{please consider pressing play below prior to reading}
The tree trunks are black as coal from the night rain, threading through the chartreuse of leaf buds. The heaviness of magic is in the air this spring, flowers springing up from the cold earth so recently blanketed in snow. Everything about this May feels weirdly foreign, irredescent with a touch of the unreal.
Perhaps this is what comes of accepting a reality you don't feel at home in. Ever since leaving church 2 years ago, reality has slanted toward pain. Two years have seen a definite decrease in the number of those we can joyfully live life with. Two years have included the most painful period of self-doubt of my life. Two years have brought me to the Throne with questions and contrition and brokenness like never before.
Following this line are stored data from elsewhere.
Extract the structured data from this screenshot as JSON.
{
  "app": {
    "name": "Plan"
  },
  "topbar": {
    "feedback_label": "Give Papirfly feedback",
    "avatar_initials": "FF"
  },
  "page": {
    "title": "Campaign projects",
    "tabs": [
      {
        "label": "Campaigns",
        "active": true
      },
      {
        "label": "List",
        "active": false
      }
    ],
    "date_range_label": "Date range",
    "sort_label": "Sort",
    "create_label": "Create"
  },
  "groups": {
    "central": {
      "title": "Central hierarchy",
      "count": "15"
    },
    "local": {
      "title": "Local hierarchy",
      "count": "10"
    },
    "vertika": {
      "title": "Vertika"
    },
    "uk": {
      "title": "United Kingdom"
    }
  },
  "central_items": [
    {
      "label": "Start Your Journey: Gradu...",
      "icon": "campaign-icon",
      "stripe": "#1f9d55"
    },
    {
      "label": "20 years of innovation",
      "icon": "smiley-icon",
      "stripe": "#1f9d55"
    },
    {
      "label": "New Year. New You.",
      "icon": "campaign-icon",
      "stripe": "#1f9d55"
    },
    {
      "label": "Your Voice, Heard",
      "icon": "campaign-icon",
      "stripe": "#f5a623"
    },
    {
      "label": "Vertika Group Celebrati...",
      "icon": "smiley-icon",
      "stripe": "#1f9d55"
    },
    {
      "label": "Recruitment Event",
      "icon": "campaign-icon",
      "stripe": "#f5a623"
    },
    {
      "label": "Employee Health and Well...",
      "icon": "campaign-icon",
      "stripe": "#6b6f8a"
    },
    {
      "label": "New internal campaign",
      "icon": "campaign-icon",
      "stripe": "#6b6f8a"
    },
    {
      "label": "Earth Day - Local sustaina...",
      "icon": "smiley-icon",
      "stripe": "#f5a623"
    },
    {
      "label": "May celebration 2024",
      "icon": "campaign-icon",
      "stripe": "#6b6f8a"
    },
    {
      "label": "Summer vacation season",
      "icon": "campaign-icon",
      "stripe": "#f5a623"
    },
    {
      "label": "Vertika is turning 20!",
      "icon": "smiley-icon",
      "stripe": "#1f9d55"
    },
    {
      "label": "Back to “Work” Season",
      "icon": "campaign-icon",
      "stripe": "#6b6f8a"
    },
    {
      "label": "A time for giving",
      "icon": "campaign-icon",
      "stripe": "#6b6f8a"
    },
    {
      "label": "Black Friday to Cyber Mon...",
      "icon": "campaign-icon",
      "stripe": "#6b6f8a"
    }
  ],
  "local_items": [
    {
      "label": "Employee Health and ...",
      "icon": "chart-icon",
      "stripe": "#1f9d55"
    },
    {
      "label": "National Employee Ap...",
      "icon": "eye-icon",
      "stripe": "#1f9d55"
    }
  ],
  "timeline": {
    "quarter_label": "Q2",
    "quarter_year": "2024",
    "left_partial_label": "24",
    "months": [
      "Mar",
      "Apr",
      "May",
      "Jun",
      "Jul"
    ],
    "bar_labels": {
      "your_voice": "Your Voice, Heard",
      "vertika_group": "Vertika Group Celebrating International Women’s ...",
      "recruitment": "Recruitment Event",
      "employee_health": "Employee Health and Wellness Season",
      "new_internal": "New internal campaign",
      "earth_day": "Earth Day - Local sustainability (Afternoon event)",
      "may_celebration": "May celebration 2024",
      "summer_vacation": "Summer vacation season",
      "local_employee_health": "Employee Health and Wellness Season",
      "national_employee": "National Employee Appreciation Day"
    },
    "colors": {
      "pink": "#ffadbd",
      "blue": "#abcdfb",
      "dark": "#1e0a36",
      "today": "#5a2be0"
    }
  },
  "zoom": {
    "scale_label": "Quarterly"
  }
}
Sometimes, when we struggle with depression, we shy away from the painful parts of life. I don't like to let sad thoughts or memories in. I don't want to acknowledge the suffering that has cropped up here and there in my life story.
But where we would be without psalms? Laments? Dirges?
The music of life falls flat without the melancholy moments. There can be no crescendo to joy, to ecstacy, without the contrast of the deep, dark pits of sorrow. It is one of the things most difficult to understand about heaven: although we long for the day when there are finally no more tears, it is hard to imagine not getting bored in an eternity without the challenges and chaos of life here on earth.
What if? What if we can remember it all? What if we will spend heaven contrasting God's glory with all that is wicked, evil, wrong in this life? It's a new perspective: if our sorrows here on earth are the great interlude of pensif before the last everlasting song of triumph...if this is true, I can suffer longer and harder here on earth knowing a reprieve is coming.
I can stand the separation from my sisters and brothers of churches past. I can live through depression. I can handle the various never-ending tasks of motherhood. I can make the next meal, clean the next dish, with gratitude that passes all understanding because this life is temporary.
It is not the end. It is not even the middle. It is barely the beginning. And it will not last forever.